By msnbc.com staff
Online review site Yelp has set a price target for its planned public stock offering, which could raise as much as $115 million in what would likely be the first IPO for a major Internet company this year.
Based in San Francisco, the user-generated review website said Thursday it plans to sell 7.1 million shares for $12 to $14 each, while its charitable foundation will sell 50,000 shares and investment bankers have the option to sell an additional 1.07 million shares.
Michael Pachter, director of equity research at Wedbush Securities, sees the potential for strong upside growth for Yelp.

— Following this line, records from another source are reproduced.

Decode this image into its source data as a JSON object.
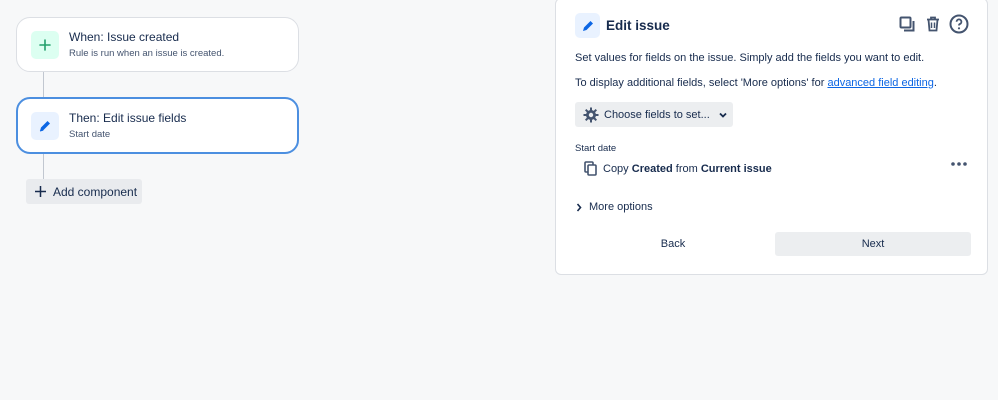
{
  "rule": {
    "trigger": {
      "title": "When: Issue created",
      "subtitle": "Rule is run when an issue is created.",
      "icon": "plus-icon"
    },
    "action": {
      "title": "Then: Edit issue fields",
      "subtitle": "Start date",
      "icon": "pencil-icon"
    },
    "add_component_label": "Add component"
  },
  "panel": {
    "title": "Edit issue",
    "icon": "pencil-icon",
    "header_actions": [
      "duplicate-icon",
      "trash-icon",
      "help-icon"
    ],
    "description_1": "Set values for fields on the issue. Simply add the fields you want to edit.",
    "description_2_prefix": "To display additional fields, select 'More options' for ",
    "description_2_link": "advanced field editing",
    "description_2_suffix": ".",
    "choose_fields_label": "Choose fields to set...",
    "field": {
      "label": "Start date",
      "copy_word": "Copy",
      "source_field": "Created",
      "from_word": "from",
      "source_issue": "Current issue"
    },
    "more_options_label": "More options",
    "back_label": "Back",
    "next_label": "Next"
  },
  "colors": {
    "accent": "#0c66e4",
    "selected_border": "#4c8fe0",
    "trigger_icon": "#22a06b"
  }
}
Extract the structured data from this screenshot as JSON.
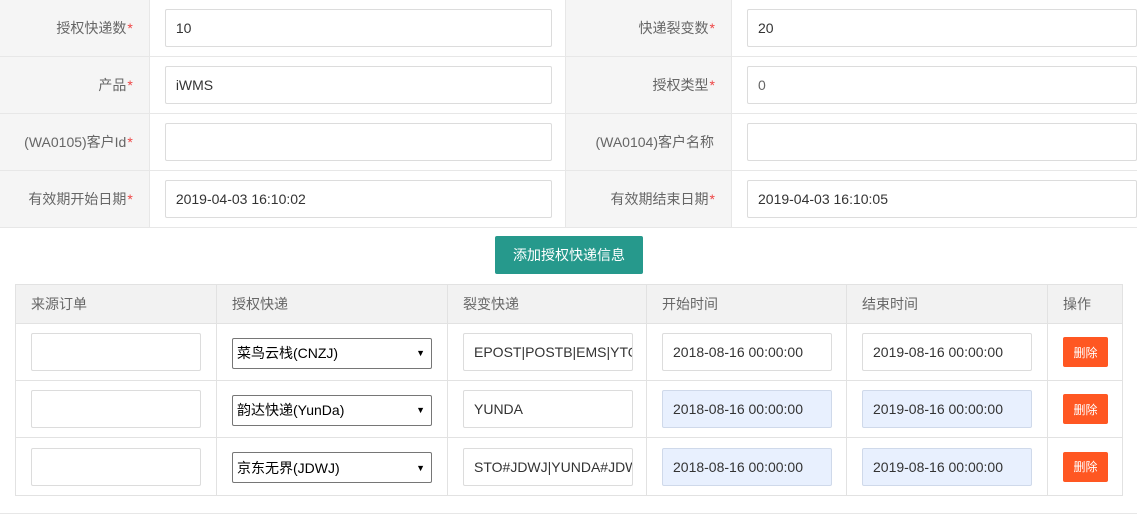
{
  "form": {
    "rows": [
      {
        "left": {
          "label": "授权快递数",
          "required": "*",
          "value": "10"
        },
        "right": {
          "label": "快递裂变数",
          "required": "*",
          "value": "20"
        }
      },
      {
        "left": {
          "label": "产品",
          "required": "*",
          "value": "iWMS"
        },
        "right": {
          "label": "授权类型",
          "required": "*",
          "value": "0"
        }
      },
      {
        "left": {
          "label": "(WA0105)客户Id",
          "required": "*",
          "value": ""
        },
        "right": {
          "label": "(WA0104)客户名称",
          "required": "",
          "value": ""
        }
      },
      {
        "left": {
          "label": "有效期开始日期",
          "required": "*",
          "value": "2019-04-03 16:10:02"
        },
        "right": {
          "label": "有效期结束日期",
          "required": "*",
          "value": "2019-04-03 16:10:05"
        }
      }
    ]
  },
  "add_button_label": "添加授权快递信息",
  "table": {
    "headers": [
      "来源订单",
      "授权快递",
      "裂变快递",
      "开始时间",
      "结束时间",
      "操作"
    ],
    "rows": [
      {
        "source": "",
        "express": "菜鸟云栈(CNZJ)",
        "split": "EPOST|POSTB|EMS|YTO",
        "start": "2018-08-16 00:00:00",
        "end": "2019-08-16 00:00:00",
        "action": "删除"
      },
      {
        "source": "",
        "express": "韵达快递(YunDa)",
        "split": "YUNDA",
        "start": "2018-08-16 00:00:00",
        "end": "2019-08-16 00:00:00",
        "action": "删除"
      },
      {
        "source": "",
        "express": "京东无界(JDWJ)",
        "split": "STO#JDWJ|YUNDA#JDWJ",
        "start": "2018-08-16 00:00:00",
        "end": "2019-08-16 00:00:00",
        "action": "删除"
      }
    ]
  },
  "colors": {
    "primary": "#26998c",
    "danger": "#ff5722",
    "required": "#e44444",
    "highlight": "#e8f0fe"
  }
}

A fraction of the businesses listed on the website have actually formed an official partnership with the company, he said -- that’s 16,000 businesses out of 20 million listed.
“It tells me there’s a huge upside if these guys are successful at getting businesses to see the value of being listed on the site and having reviews, but they are in their infancy [now],”Pachter said.

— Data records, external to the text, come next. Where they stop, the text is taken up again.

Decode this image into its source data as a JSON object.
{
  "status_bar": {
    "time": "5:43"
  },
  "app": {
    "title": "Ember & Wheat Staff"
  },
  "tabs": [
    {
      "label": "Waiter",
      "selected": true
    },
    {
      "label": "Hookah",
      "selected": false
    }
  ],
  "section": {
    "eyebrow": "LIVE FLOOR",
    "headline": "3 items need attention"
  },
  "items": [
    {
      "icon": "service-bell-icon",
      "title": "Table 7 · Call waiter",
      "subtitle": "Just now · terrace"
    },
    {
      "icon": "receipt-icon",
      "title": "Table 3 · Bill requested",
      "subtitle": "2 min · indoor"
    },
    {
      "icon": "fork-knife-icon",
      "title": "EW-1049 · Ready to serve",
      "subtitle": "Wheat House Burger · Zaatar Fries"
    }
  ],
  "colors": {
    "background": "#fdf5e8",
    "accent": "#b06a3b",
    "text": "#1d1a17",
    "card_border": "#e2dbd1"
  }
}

“They have 66 million unique visitors. That customer list is worth a ton. I see the value in what they do and I see how hard it’s going to be to replicate,” he continued. “I think they are very much like Yahoo was with search. It became synonymous with search, and Yelp is synonymous with recommendations.”

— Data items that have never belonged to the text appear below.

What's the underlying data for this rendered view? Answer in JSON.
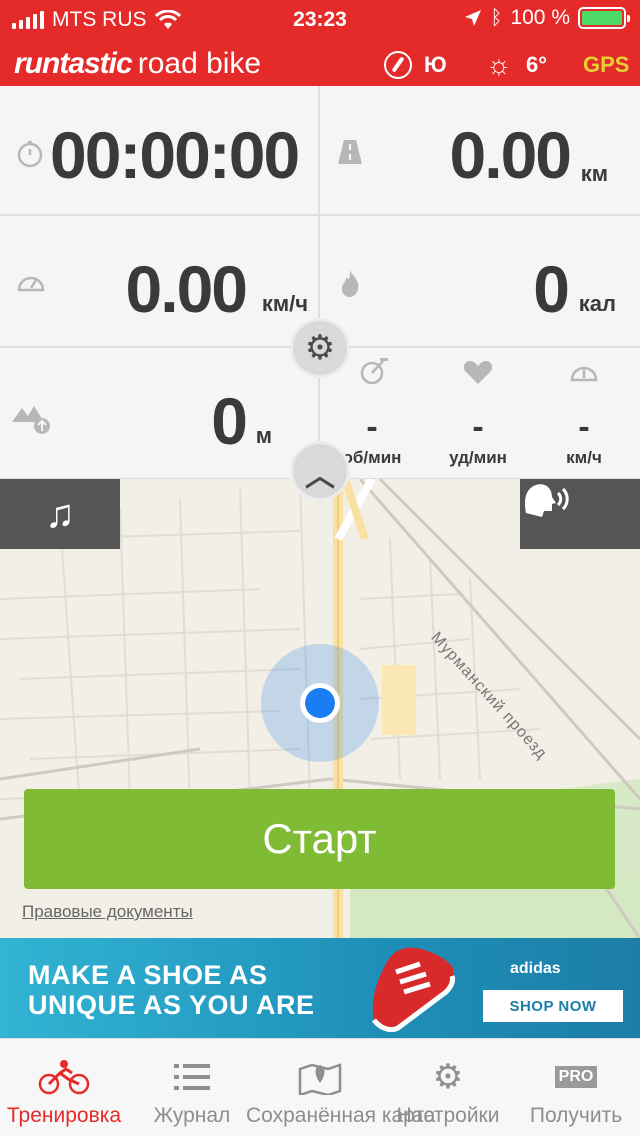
{
  "status_bar": {
    "carrier": "MTS RUS",
    "time": "23:23",
    "battery": "100 %"
  },
  "app_bar": {
    "brand_main": "runtastic",
    "brand_sub": "road bike",
    "direction": "Ю",
    "temperature": "6°",
    "gps": "GPS"
  },
  "stats": {
    "duration": "00:00:00",
    "distance": {
      "value": "0.00",
      "unit": "км"
    },
    "speed": {
      "value": "0.00",
      "unit": "км/ч"
    },
    "calories": {
      "value": "0",
      "unit": "кал"
    },
    "elevation": {
      "value": "0",
      "unit": "м"
    },
    "cadence": {
      "value": "-",
      "unit": "об/мин"
    },
    "heart_rate": {
      "value": "-",
      "unit": "уд/мин"
    },
    "max_speed": {
      "value": "-",
      "unit": "км/ч"
    }
  },
  "map": {
    "street_label": "Мурманский проезд",
    "start_button": "Старт",
    "legal_link": "Правовые документы"
  },
  "ad": {
    "line1": "MAKE A SHOE AS",
    "line2": "UNIQUE AS YOU ARE",
    "brand": "adidas",
    "cta": "SHOP NOW"
  },
  "tabs": [
    {
      "label": "Тренировка",
      "icon": "cyclist-icon",
      "active": true
    },
    {
      "label": "Журнал",
      "icon": "list-icon",
      "active": false
    },
    {
      "label": "Сохранённая карта",
      "icon": "map-icon",
      "active": false
    },
    {
      "label": "Настройки",
      "icon": "gear-icon",
      "active": false
    },
    {
      "label": "Получить",
      "icon": "pro-badge",
      "badge": "PRO",
      "active": false
    }
  ],
  "colors": {
    "brand_red": "#e52b2a",
    "start_green": "#7fbb34",
    "gps_yellow": "#e4d234",
    "location_blue": "#1a7ef2"
  }
}
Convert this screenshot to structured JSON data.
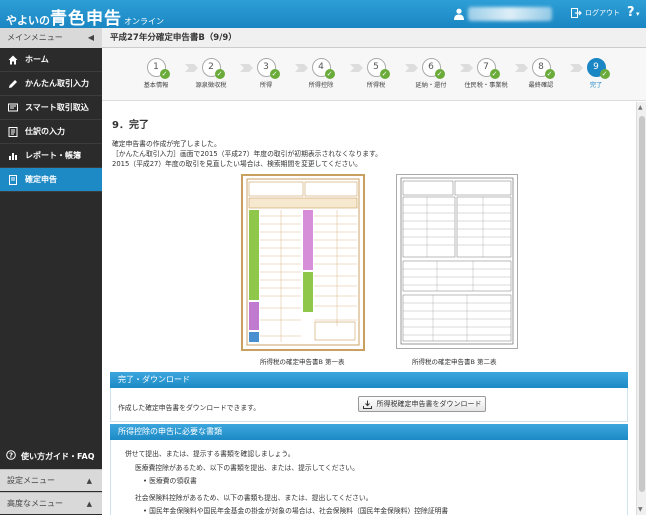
{
  "header": {
    "logo_prefix": "やよいの",
    "logo_main": "青色申告",
    "logo_suffix": "オンライン",
    "logout_label": "ログアウト",
    "help_label": "?"
  },
  "sidebar": {
    "main_menu_label": "メインメニュー",
    "items": [
      {
        "label": "ホーム"
      },
      {
        "label": "かんたん取引入力"
      },
      {
        "label": "スマート取引取込"
      },
      {
        "label": "仕訳の入力"
      },
      {
        "label": "レポート・帳簿"
      },
      {
        "label": "確定申告"
      }
    ],
    "faq_label": "使い方ガイド・FAQ",
    "settings_menu_label": "設定メニュー",
    "advanced_menu_label": "高度なメニュー"
  },
  "page": {
    "title": "平成27年分確定申告書B（9/9）"
  },
  "steps": [
    {
      "num": "1",
      "label": "基本情報"
    },
    {
      "num": "2",
      "label": "源泉徴収税"
    },
    {
      "num": "3",
      "label": "所得"
    },
    {
      "num": "4",
      "label": "所得控除"
    },
    {
      "num": "5",
      "label": "所得税"
    },
    {
      "num": "6",
      "label": "延納・還付"
    },
    {
      "num": "7",
      "label": "住民税・事業税"
    },
    {
      "num": "8",
      "label": "最終確認"
    },
    {
      "num": "9",
      "label": "完了"
    }
  ],
  "content": {
    "section_title": "9．完了",
    "messages": [
      "確定申告書の作成が完了しました。",
      "［かんたん取引入力］画面で2015（平成27）年度の取引が初期表示されなくなります。",
      "2015（平成27）年度の取引を見直したい場合は、検索期間を変更してください。"
    ],
    "doc1_caption": "所得税の確定申告書B 第一表",
    "doc2_caption": "所得税の確定申告書B 第二表",
    "download_panel_title": "完了・ダウンロード",
    "download_text": "作成した確定申告書をダウンロードできます。",
    "download_button": "所得税確定申告書をダウンロード",
    "docs_panel_title": "所得控除の申告に必要な書類",
    "docs_intro": "併せて提出、または、提示する書類を確認しましょう。",
    "docs_medical": "医療費控除があるため、以下の書類を提出、または、提示してください。",
    "docs_medical_item": "医療費の領収書",
    "docs_social": "社会保険料控除があるため、以下の書類も提出、または、提出してください。",
    "docs_social_item": "国民年金保険料や国民年金基金の掛金が対象の場合は、社会保険料（国民年金保険料）控除証明書"
  }
}
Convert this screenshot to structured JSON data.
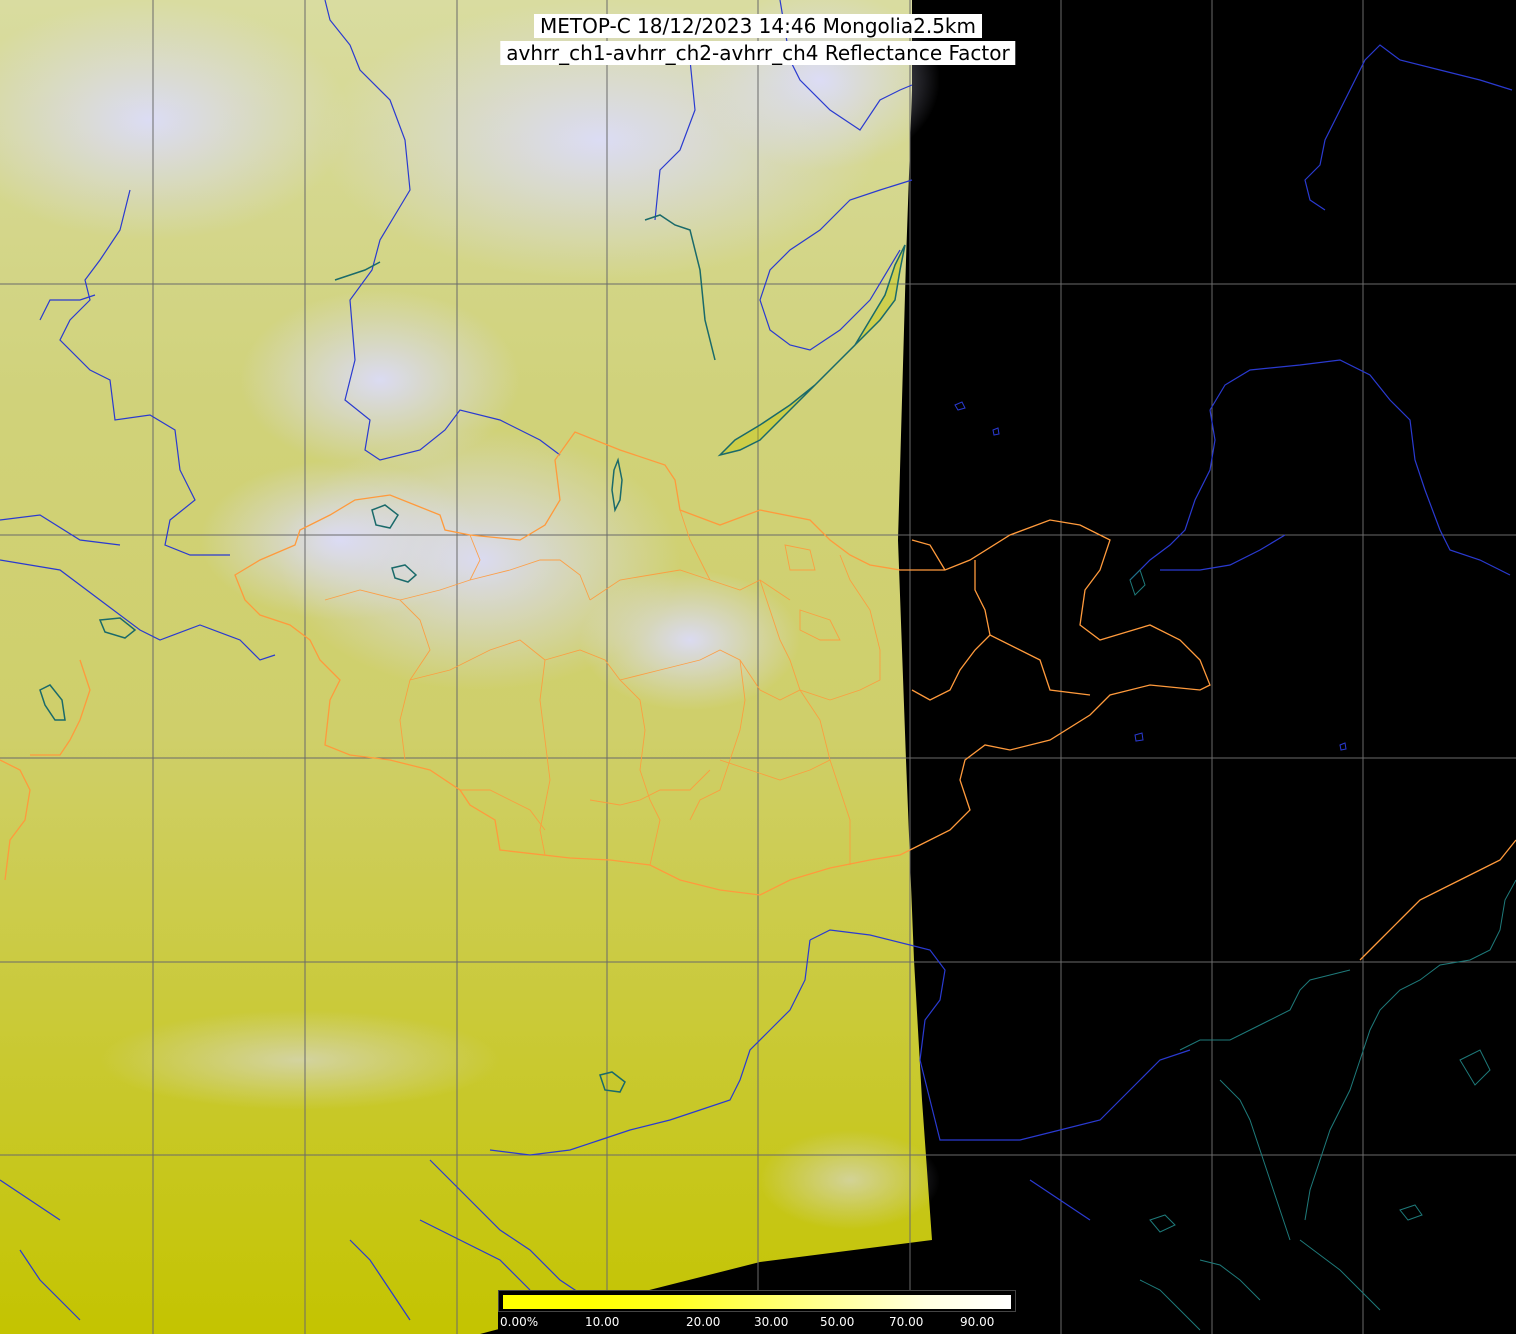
{
  "title": {
    "line1": "METOP-C 18/12/2023 14:46 Mongolia2.5km",
    "line2": "avhrr_ch1-avhrr_ch2-avhrr_ch4 Reflectance Factor"
  },
  "colors": {
    "background": "#000000",
    "imagery_yellow": "#c8c800",
    "imagery_light": "#d8d8f0",
    "graticule": "#6a6a6a",
    "rivers": "#2a3ad0",
    "country_borders": "#ff9a3c",
    "coastline": "#1e7a7a"
  },
  "colorbar": {
    "stops": [
      "#ffff00",
      "#ffff00",
      "#ffff20",
      "#ffff60",
      "#ffffa0",
      "#ffffe0",
      "#ffffff"
    ],
    "labels": [
      "0.00%",
      "10.00",
      "20.00",
      "30.00",
      "50.00",
      "70.00",
      "90.00"
    ]
  }
}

Yelp filed registration documents to go public three months ago, and now looks to be within weeks of its first stock offering, as IPO pricings usually happen a few weeks before a company enters the public markets. The company’s shares will trade on the New York Stock Exchange under the ticker “YELP.”
Yelp could raise less money in its IPO, as it depends on investor demand and appetite for shares. However, the stock offering is sure to draw investor interest, as it will likely come ahead of Facebook’s planned public stock offering. The largest social-networking website filed papers earlier this month for a $5 billion offering.
Yelp’s IPO is part of a rash of Internet offerings over the past few months. So far, social media companies Groupon, Zynga and LinkedIn have made their stock market debuts, with mixed results.